A school and college guide to how universities help students in need of additional support
Universities in the United Kingdom continue to work towards closing the access gap to higher education - in part by ensuring the needs of identified groups are addressed.
For example, most universities in the UK now provide specific and tailored support for students with additional considerations, such as; care experienced young people, carers, those estranged from their families, those with disabilities and more.
The support provided may include:
- Extra financial help that will usually not need to be paid back
- A designated contact to provide advice and guidance for the duration of their course
- Priority access to year-round accommodation
Ensure students are aware of the support that is available to them
If you are assisting students into higher education that have additional considerations such as the ones listed above, it is worth advising the students to research what is available to them at their chosen universities. Although most universities will offer an element of support, the level of that provision will differ between establishments, which could be key when making their final decision.
If the student has considerations that are not clearly defined, it is advisable for the student to contact their chosen universities directly to make enquiries about potential support available based on their circumstances.

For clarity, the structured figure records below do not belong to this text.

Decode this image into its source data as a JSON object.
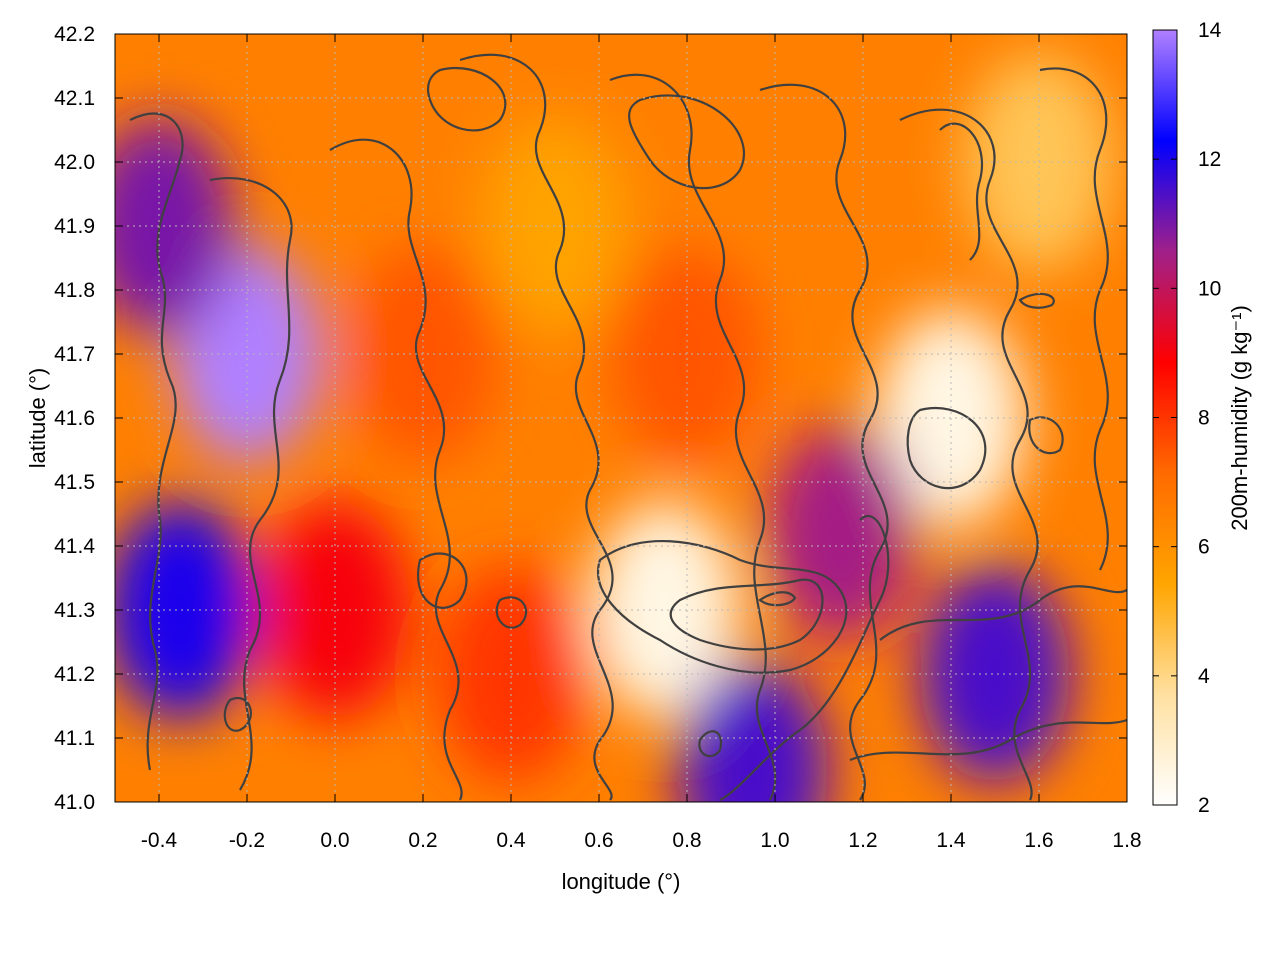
{
  "chart_data": {
    "type": "heatmap",
    "xlabel": "longitude (°)",
    "ylabel": "latitude (°)",
    "colorbar_label": "200m-humidity (g kg⁻¹)",
    "xlim": [
      -0.5,
      1.8
    ],
    "ylim": [
      41.0,
      42.2
    ],
    "clim": [
      2,
      14
    ],
    "x_ticks": [
      "-0.4",
      "-0.2",
      "0.0",
      "0.2",
      "0.4",
      "0.6",
      "0.8",
      "1.0",
      "1.2",
      "1.4",
      "1.6",
      "1.8"
    ],
    "y_ticks": [
      "41.0",
      "41.1",
      "41.2",
      "41.3",
      "41.4",
      "41.5",
      "41.6",
      "41.7",
      "41.8",
      "41.9",
      "42.0",
      "42.1",
      "42.2"
    ],
    "colorbar_ticks": [
      "2",
      "4",
      "6",
      "8",
      "10",
      "12",
      "14"
    ],
    "grid": true,
    "colormap": [
      "#ffffff",
      "#ffe0a0",
      "#ffa500",
      "#ff6a00",
      "#ff0000",
      "#a0208a",
      "#0000ff",
      "#b080ff"
    ],
    "contour_color": "#404040",
    "humidity_regions": [
      {
        "lon": -0.2,
        "lat": 41.7,
        "value": 14
      },
      {
        "lon": -0.35,
        "lat": 41.3,
        "value": 12
      },
      {
        "lon": -0.4,
        "lat": 41.9,
        "value": 11
      },
      {
        "lon": 0.0,
        "lat": 41.3,
        "value": 9
      },
      {
        "lon": 0.2,
        "lat": 41.7,
        "value": 7.5
      },
      {
        "lon": 0.4,
        "lat": 41.2,
        "value": 8
      },
      {
        "lon": 0.5,
        "lat": 41.9,
        "value": 5.5
      },
      {
        "lon": 0.8,
        "lat": 41.7,
        "value": 7.5
      },
      {
        "lon": 0.75,
        "lat": 41.3,
        "value": 2.5
      },
      {
        "lon": 1.4,
        "lat": 41.6,
        "value": 2.5
      },
      {
        "lon": 1.5,
        "lat": 41.2,
        "value": 11.5
      },
      {
        "lon": 0.95,
        "lat": 41.05,
        "value": 11.5
      },
      {
        "lon": 1.6,
        "lat": 42.0,
        "value": 4.5
      },
      {
        "lon": 0.9,
        "lat": 42.05,
        "value": 6.5
      },
      {
        "lon": 1.15,
        "lat": 41.42,
        "value": 10.5
      }
    ]
  }
}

Ensure universities are aware of additional student needs
When applying through UCAS, the student may be able to declare their status, such as being a care leaver, on the application. It is advisable that students do this, as receiving this information will allow universities to establish what resources and provision they are able to offer ready for when the student enrols. Many universities will also provide pre-enrolment support to help with the transition into higher education study. This data will be stored in compliance with GDPR guidelines and will only be shared with relevant teams.

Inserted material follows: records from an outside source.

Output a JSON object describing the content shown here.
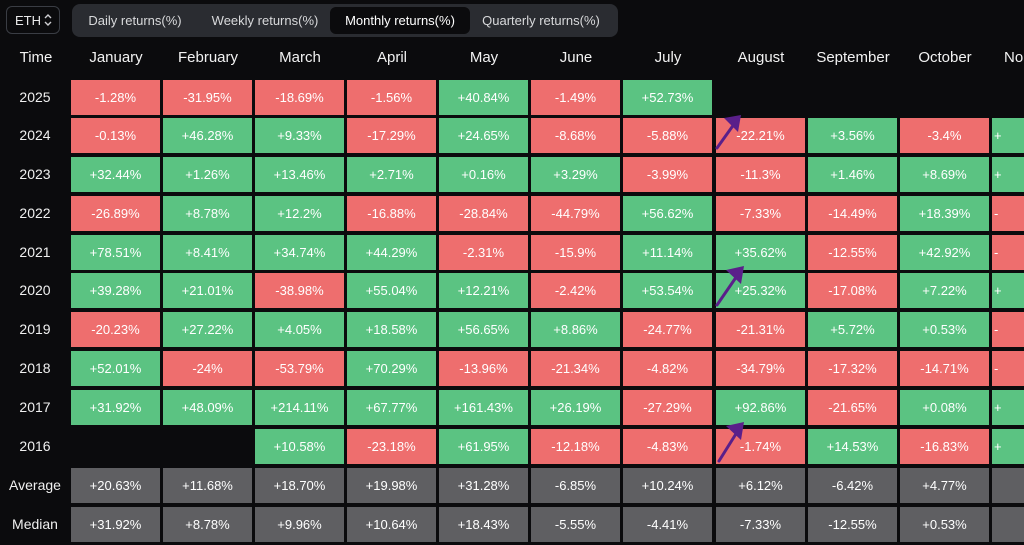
{
  "asset_selector": {
    "value": "ETH",
    "icon": "chevron-up-down-icon"
  },
  "tabs": [
    {
      "label": "Daily returns(%)",
      "active": false
    },
    {
      "label": "Weekly returns(%)",
      "active": false
    },
    {
      "label": "Monthly returns(%)",
      "active": true
    },
    {
      "label": "Quarterly returns(%)",
      "active": false
    }
  ],
  "table": {
    "corner_label": "Time",
    "months": [
      "January",
      "February",
      "March",
      "April",
      "May",
      "June",
      "July",
      "August",
      "September",
      "October",
      "No"
    ],
    "rows": [
      {
        "year": "2025",
        "values": [
          "-1.28%",
          "-31.95%",
          "-18.69%",
          "-1.56%",
          "+40.84%",
          "-1.49%",
          "+52.73%",
          "",
          "",
          "",
          ""
        ]
      },
      {
        "year": "2024",
        "values": [
          "-0.13%",
          "+46.28%",
          "+9.33%",
          "-17.29%",
          "+24.65%",
          "-8.68%",
          "-5.88%",
          "-22.21%",
          "+3.56%",
          "-3.4%",
          "+"
        ]
      },
      {
        "year": "2023",
        "values": [
          "+32.44%",
          "+1.26%",
          "+13.46%",
          "+2.71%",
          "+0.16%",
          "+3.29%",
          "-3.99%",
          "-11.3%",
          "+1.46%",
          "+8.69%",
          "+"
        ]
      },
      {
        "year": "2022",
        "values": [
          "-26.89%",
          "+8.78%",
          "+12.2%",
          "-16.88%",
          "-28.84%",
          "-44.79%",
          "+56.62%",
          "-7.33%",
          "-14.49%",
          "+18.39%",
          "-"
        ]
      },
      {
        "year": "2021",
        "values": [
          "+78.51%",
          "+8.41%",
          "+34.74%",
          "+44.29%",
          "-2.31%",
          "-15.9%",
          "+11.14%",
          "+35.62%",
          "-12.55%",
          "+42.92%",
          "-"
        ]
      },
      {
        "year": "2020",
        "values": [
          "+39.28%",
          "+21.01%",
          "-38.98%",
          "+55.04%",
          "+12.21%",
          "-2.42%",
          "+53.54%",
          "+25.32%",
          "-17.08%",
          "+7.22%",
          "+"
        ]
      },
      {
        "year": "2019",
        "values": [
          "-20.23%",
          "+27.22%",
          "+4.05%",
          "+18.58%",
          "+56.65%",
          "+8.86%",
          "-24.77%",
          "-21.31%",
          "+5.72%",
          "+0.53%",
          "-"
        ]
      },
      {
        "year": "2018",
        "values": [
          "+52.01%",
          "-24%",
          "-53.79%",
          "+70.29%",
          "-13.96%",
          "-21.34%",
          "-4.82%",
          "-34.79%",
          "-17.32%",
          "-14.71%",
          "-"
        ]
      },
      {
        "year": "2017",
        "values": [
          "+31.92%",
          "+48.09%",
          "+214.11%",
          "+67.77%",
          "+161.43%",
          "+26.19%",
          "-27.29%",
          "+92.86%",
          "-21.65%",
          "+0.08%",
          "+"
        ]
      },
      {
        "year": "2016",
        "values": [
          "",
          "",
          "+10.58%",
          "-23.18%",
          "+61.95%",
          "-12.18%",
          "-4.83%",
          "-1.74%",
          "+14.53%",
          "-16.83%",
          "+"
        ]
      }
    ],
    "average": {
      "label": "Average",
      "values": [
        "+20.63%",
        "+11.68%",
        "+18.70%",
        "+19.98%",
        "+31.28%",
        "-6.85%",
        "+10.24%",
        "+6.12%",
        "-6.42%",
        "+4.77%",
        ""
      ]
    },
    "median": {
      "label": "Median",
      "values": [
        "+31.92%",
        "+8.78%",
        "+9.96%",
        "+10.64%",
        "+18.43%",
        "-5.55%",
        "-4.41%",
        "-7.33%",
        "-12.55%",
        "+0.53%",
        ""
      ]
    }
  },
  "annotations": {
    "arrow_color": "#5a1f8a",
    "arrow_count": 3
  },
  "colors": {
    "positive": "#5bc382",
    "negative": "#ee6e6e",
    "stat": "#5f5f62",
    "background": "#0b0b0d"
  }
}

If the student has not indicated their status through UCAS, they can usually request support at any time during the course, they will simply need to contact the relevant team within the university directly.
Whichever way they chose to access further support, the student will be required to evidence their status. Each university will provide guidelines on what is required, but it will usually be in the form of a letter from the local authority, medical evidence or letter from their GP.

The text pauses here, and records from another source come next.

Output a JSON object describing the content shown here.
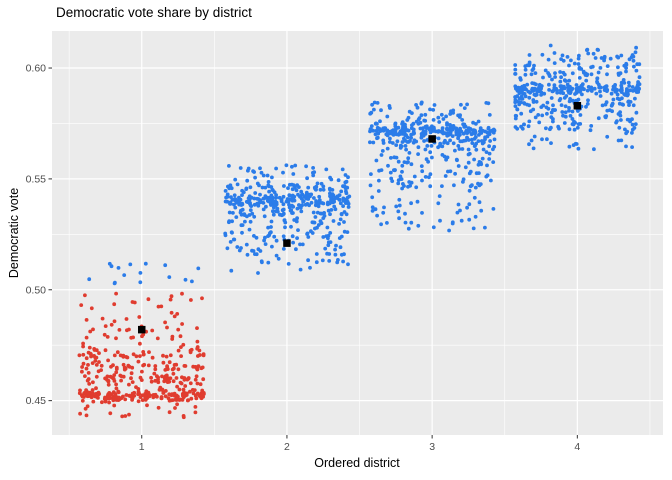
{
  "title": "Democratic vote share by district",
  "chart_data": {
    "type": "scatter",
    "title": "Democratic vote share by district",
    "xlabel": "Ordered district",
    "ylabel": "Democratic vote",
    "x_tick_values": [
      1,
      2,
      3,
      4
    ],
    "x_tick_labels": [
      "1",
      "2",
      "3",
      "4"
    ],
    "y_tick_values": [
      0.45,
      0.5,
      0.55,
      0.6
    ],
    "y_tick_labels": [
      "0.45",
      "0.50",
      "0.55",
      "0.60"
    ],
    "x_minor": [
      0.5,
      1.5,
      2.5,
      3.5,
      4.5
    ],
    "y_minor": [
      0.475,
      0.525,
      0.575
    ],
    "xlim": [
      0.382,
      4.59
    ],
    "ylim": [
      0.4345,
      0.6167
    ],
    "grid": true,
    "legend": "none",
    "threshold": 0.5,
    "jitter_half_width": 0.43,
    "point_radius": 1.9,
    "seed": 20240807,
    "colors": {
      "below_threshold": "#E03C2F",
      "above_threshold": "#2B7CE9",
      "mean_marker": "#000000",
      "panel_bg": "#EBEBEB",
      "grid": "#FFFFFF",
      "tick_text": "#4D4D4D",
      "axis_text": "#000000"
    },
    "mean_markers": [
      {
        "x": 1,
        "y": 0.482
      },
      {
        "x": 2,
        "y": 0.521
      },
      {
        "x": 3,
        "y": 0.568
      },
      {
        "x": 4,
        "y": 0.583
      }
    ],
    "districts": [
      {
        "x": 1,
        "mean_vote": 0.482,
        "components": [
          {
            "type": "band",
            "y": 0.4525,
            "sd": 0.0014,
            "n": 165
          },
          {
            "type": "band",
            "y": 0.46,
            "sd": 0.0012,
            "n": 55
          },
          {
            "type": "band",
            "y": 0.4655,
            "sd": 0.0012,
            "n": 45
          },
          {
            "type": "band",
            "y": 0.4703,
            "sd": 0.0011,
            "n": 40
          },
          {
            "type": "uniform",
            "lo": 0.4415,
            "hi": 0.4505,
            "n": 22
          },
          {
            "type": "uniform",
            "lo": 0.455,
            "hi": 0.459,
            "n": 16
          },
          {
            "type": "uniform",
            "lo": 0.462,
            "hi": 0.4645,
            "n": 8
          },
          {
            "type": "uniform",
            "lo": 0.472,
            "hi": 0.484,
            "n": 40
          },
          {
            "type": "uniform",
            "lo": 0.484,
            "hi": 0.499,
            "n": 26
          },
          {
            "type": "uniform",
            "lo": 0.5025,
            "hi": 0.512,
            "n": 16
          }
        ]
      },
      {
        "x": 2,
        "mean_vote": 0.521,
        "components": [
          {
            "type": "band",
            "y": 0.541,
            "sd": 0.0015,
            "n": 150
          },
          {
            "type": "band",
            "y": 0.5452,
            "sd": 0.001,
            "n": 35
          },
          {
            "type": "band",
            "y": 0.5128,
            "sd": 0.0006,
            "n": 12
          },
          {
            "type": "uniform",
            "lo": 0.515,
            "hi": 0.539,
            "n": 140
          },
          {
            "type": "uniform",
            "lo": 0.533,
            "hi": 0.54,
            "n": 40
          },
          {
            "type": "uniform",
            "lo": 0.546,
            "hi": 0.5565,
            "n": 55
          },
          {
            "type": "uniform",
            "lo": 0.507,
            "hi": 0.5125,
            "n": 5
          }
        ]
      },
      {
        "x": 3,
        "mean_vote": 0.568,
        "components": [
          {
            "type": "band",
            "y": 0.5715,
            "sd": 0.0013,
            "n": 150
          },
          {
            "type": "band",
            "y": 0.5663,
            "sd": 0.001,
            "n": 40
          },
          {
            "type": "uniform",
            "lo": 0.545,
            "hi": 0.565,
            "n": 115
          },
          {
            "type": "uniform",
            "lo": 0.566,
            "hi": 0.5845,
            "n": 115
          },
          {
            "type": "uniform",
            "lo": 0.5265,
            "hi": 0.545,
            "n": 45
          }
        ]
      },
      {
        "x": 4,
        "mean_vote": 0.583,
        "components": [
          {
            "type": "band",
            "y": 0.59,
            "sd": 0.0013,
            "n": 150
          },
          {
            "type": "band",
            "y": 0.5853,
            "sd": 0.001,
            "n": 40
          },
          {
            "type": "uniform",
            "lo": 0.572,
            "hi": 0.5845,
            "n": 105
          },
          {
            "type": "uniform",
            "lo": 0.5905,
            "hi": 0.606,
            "n": 125
          },
          {
            "type": "uniform",
            "lo": 0.563,
            "hi": 0.572,
            "n": 22
          },
          {
            "type": "uniform",
            "lo": 0.606,
            "hi": 0.6105,
            "n": 10
          }
        ]
      }
    ]
  }
}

University is accessible and support is there
Students with additional considerations often feel that going to university is inaccessible to them. By encouraging your students to research the tailored support offered and declare their status early, they will receive the care, support and advice they need to help them with the transition to university.
Jodie Loaring is a Student Engagement Officer at Swansea University. Her role has a dual aspect – she is a trained money advisor, supporting and advising students on a range of student money matters and she is also responsible for fostering student engagement, from organising financial capability events to measuring the impact of the service.